Malonic ester synthesis

The malonic ester synthesis is a reaction in the organic chemistry for the preparation of alkylated malonic acid esters. It is used to obtain, after saponification and subsequent decarboxylation, substituted acetic acids. You can also doubly alkylated and shall receive double substitution with the same residual symmetrical disubstituted acetic acids, but you can introduce different substituents in two steps and then receives asymmetrical acetic acid derivatives.

Mechanism

In the first step of the malonate i.e. deprotonated by a base such as an alkoxide in the α - position to the methyl group. Subsequently, a haloalkane from the deprotonated α - carbon, nucleophilic attack. This gives an α -alkylated malonic ester. The ester groups are hydrolyzed under acid catalysis.
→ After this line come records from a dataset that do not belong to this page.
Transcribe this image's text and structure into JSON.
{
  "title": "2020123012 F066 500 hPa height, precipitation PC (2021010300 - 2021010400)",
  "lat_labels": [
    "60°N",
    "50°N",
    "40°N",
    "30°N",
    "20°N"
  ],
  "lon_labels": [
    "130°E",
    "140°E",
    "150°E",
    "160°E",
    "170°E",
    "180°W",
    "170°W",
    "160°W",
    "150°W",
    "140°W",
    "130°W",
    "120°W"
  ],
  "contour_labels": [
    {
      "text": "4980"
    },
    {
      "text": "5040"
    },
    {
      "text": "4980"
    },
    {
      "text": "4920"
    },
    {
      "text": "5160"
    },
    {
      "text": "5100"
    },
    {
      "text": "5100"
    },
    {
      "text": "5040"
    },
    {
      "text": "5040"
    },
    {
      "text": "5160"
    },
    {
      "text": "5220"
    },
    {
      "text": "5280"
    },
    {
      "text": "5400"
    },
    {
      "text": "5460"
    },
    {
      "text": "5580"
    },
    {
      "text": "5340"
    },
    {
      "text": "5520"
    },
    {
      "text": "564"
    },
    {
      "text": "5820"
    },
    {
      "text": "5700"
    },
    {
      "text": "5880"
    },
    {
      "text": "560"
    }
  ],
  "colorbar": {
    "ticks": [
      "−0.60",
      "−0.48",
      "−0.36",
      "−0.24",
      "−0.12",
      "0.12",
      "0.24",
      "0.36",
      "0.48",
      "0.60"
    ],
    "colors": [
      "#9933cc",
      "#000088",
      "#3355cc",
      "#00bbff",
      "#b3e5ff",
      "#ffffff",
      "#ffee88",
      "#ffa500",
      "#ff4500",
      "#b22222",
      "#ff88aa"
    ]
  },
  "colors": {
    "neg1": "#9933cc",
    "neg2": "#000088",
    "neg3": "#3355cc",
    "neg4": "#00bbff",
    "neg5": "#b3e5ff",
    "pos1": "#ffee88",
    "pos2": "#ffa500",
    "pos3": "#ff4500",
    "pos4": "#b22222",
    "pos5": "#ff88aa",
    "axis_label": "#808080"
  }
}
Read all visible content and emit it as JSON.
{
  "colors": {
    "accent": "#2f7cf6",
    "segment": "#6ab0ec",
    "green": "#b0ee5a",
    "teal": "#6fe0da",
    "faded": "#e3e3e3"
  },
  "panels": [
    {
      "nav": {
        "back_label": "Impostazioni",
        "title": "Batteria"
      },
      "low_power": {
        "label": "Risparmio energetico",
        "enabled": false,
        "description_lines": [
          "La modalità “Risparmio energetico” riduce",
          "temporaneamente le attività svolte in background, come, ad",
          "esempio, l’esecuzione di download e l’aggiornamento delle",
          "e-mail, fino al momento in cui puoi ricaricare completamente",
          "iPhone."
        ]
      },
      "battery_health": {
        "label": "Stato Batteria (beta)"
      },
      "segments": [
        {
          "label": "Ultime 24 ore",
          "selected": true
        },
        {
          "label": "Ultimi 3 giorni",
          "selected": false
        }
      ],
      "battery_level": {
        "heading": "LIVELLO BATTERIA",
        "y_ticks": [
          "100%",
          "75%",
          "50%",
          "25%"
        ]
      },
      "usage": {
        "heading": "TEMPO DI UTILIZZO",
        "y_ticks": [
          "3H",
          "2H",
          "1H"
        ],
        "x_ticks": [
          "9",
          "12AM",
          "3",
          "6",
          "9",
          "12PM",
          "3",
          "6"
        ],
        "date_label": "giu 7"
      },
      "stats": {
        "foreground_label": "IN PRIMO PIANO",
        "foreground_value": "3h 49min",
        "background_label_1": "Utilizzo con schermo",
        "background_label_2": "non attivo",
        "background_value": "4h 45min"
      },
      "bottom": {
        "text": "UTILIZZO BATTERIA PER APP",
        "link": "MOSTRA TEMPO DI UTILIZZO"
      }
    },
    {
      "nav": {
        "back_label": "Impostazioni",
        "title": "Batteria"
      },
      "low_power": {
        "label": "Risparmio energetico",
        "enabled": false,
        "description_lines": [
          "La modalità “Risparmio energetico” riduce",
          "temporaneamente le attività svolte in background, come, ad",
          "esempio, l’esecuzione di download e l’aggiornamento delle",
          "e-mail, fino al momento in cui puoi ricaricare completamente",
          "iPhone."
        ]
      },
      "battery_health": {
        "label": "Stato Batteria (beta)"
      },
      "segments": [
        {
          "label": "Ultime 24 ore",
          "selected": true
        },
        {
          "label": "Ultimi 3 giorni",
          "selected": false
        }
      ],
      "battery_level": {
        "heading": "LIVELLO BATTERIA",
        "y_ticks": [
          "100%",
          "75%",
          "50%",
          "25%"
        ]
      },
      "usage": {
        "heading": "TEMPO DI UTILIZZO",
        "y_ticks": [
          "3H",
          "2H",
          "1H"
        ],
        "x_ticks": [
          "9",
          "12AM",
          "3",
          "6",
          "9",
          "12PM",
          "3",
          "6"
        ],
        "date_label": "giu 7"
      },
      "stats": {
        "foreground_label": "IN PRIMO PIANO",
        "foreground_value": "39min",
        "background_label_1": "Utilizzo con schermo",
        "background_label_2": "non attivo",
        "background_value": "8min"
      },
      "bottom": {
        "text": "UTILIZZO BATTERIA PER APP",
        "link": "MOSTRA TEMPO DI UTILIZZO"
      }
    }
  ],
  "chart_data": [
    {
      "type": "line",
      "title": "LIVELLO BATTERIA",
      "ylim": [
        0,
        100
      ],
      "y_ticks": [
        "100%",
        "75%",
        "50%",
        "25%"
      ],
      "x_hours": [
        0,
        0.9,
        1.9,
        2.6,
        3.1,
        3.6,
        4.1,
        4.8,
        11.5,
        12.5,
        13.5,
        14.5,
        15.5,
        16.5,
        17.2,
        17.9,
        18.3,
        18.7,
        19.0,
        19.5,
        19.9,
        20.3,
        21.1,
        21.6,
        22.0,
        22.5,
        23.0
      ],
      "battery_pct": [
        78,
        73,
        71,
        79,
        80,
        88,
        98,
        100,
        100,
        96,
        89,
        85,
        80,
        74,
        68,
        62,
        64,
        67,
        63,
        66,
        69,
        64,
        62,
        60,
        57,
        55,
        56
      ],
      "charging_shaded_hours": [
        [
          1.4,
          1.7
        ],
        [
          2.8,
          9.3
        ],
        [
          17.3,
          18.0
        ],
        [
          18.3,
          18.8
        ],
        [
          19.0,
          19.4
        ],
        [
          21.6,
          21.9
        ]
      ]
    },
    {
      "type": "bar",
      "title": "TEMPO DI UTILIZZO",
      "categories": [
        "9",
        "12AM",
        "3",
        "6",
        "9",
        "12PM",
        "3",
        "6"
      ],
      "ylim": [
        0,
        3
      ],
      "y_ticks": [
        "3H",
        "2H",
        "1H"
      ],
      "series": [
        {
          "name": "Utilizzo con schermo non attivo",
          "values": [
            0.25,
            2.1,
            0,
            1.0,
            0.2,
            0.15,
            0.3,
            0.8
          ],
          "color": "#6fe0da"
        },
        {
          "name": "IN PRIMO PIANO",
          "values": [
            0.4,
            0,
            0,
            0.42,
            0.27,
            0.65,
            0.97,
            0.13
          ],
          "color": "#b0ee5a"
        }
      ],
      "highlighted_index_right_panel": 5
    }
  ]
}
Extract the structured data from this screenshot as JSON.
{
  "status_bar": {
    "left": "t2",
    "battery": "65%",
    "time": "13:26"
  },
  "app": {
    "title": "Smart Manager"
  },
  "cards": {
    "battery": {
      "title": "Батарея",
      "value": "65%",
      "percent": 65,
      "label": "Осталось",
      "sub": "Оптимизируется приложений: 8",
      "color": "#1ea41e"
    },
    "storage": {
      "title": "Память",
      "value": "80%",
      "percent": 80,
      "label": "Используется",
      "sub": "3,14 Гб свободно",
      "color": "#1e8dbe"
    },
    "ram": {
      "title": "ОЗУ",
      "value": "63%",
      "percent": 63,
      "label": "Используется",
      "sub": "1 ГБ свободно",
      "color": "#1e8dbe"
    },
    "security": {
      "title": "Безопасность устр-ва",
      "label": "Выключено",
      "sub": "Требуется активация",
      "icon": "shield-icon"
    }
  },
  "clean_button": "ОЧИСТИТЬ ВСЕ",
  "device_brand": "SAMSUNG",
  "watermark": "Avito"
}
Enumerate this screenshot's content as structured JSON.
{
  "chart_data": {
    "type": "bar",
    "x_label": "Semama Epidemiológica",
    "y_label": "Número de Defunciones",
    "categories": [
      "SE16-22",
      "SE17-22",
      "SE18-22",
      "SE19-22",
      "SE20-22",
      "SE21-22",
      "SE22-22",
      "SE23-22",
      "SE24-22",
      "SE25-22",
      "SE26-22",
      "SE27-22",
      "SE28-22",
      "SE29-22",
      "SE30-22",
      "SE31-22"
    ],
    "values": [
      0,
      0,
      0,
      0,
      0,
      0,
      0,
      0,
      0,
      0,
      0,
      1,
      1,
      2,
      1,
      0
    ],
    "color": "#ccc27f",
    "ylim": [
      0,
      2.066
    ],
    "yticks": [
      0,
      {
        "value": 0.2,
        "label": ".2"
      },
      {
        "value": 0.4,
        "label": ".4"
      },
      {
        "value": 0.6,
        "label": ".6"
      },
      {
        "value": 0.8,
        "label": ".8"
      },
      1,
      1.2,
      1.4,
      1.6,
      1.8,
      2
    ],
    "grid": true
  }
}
Exposed to the heat decarboxylated (CO2 is eliminated ) below the previously formed dicarboxylic acid.

Operation

By flanking the α - carbon by two ester groups are bonded hydrogen atoms therein especially acidic ( pKa = 13). Consequently, deprotonation is favored at this position. The ester groups can be hydrolyzed under acid catalysis ( ester hydrolysis ). Due to the resulting carboxylic acid in β - position a decarboxylation is greatly facilitated by heating, and is promoted by the acidic reaction conditions still further. The nucleophilic substitution of the halogen alkane follows an SN2 mechanism. Accordingly, branched alkyl groups of the alkyl halide unfavorable because of the steric hindrance of the reaction. With respect to the nucleophilic properties of a base, a base should be used for the same ester at a substitution of one of the carbonyl carbons. For example, diethyl malonate, ethanolate.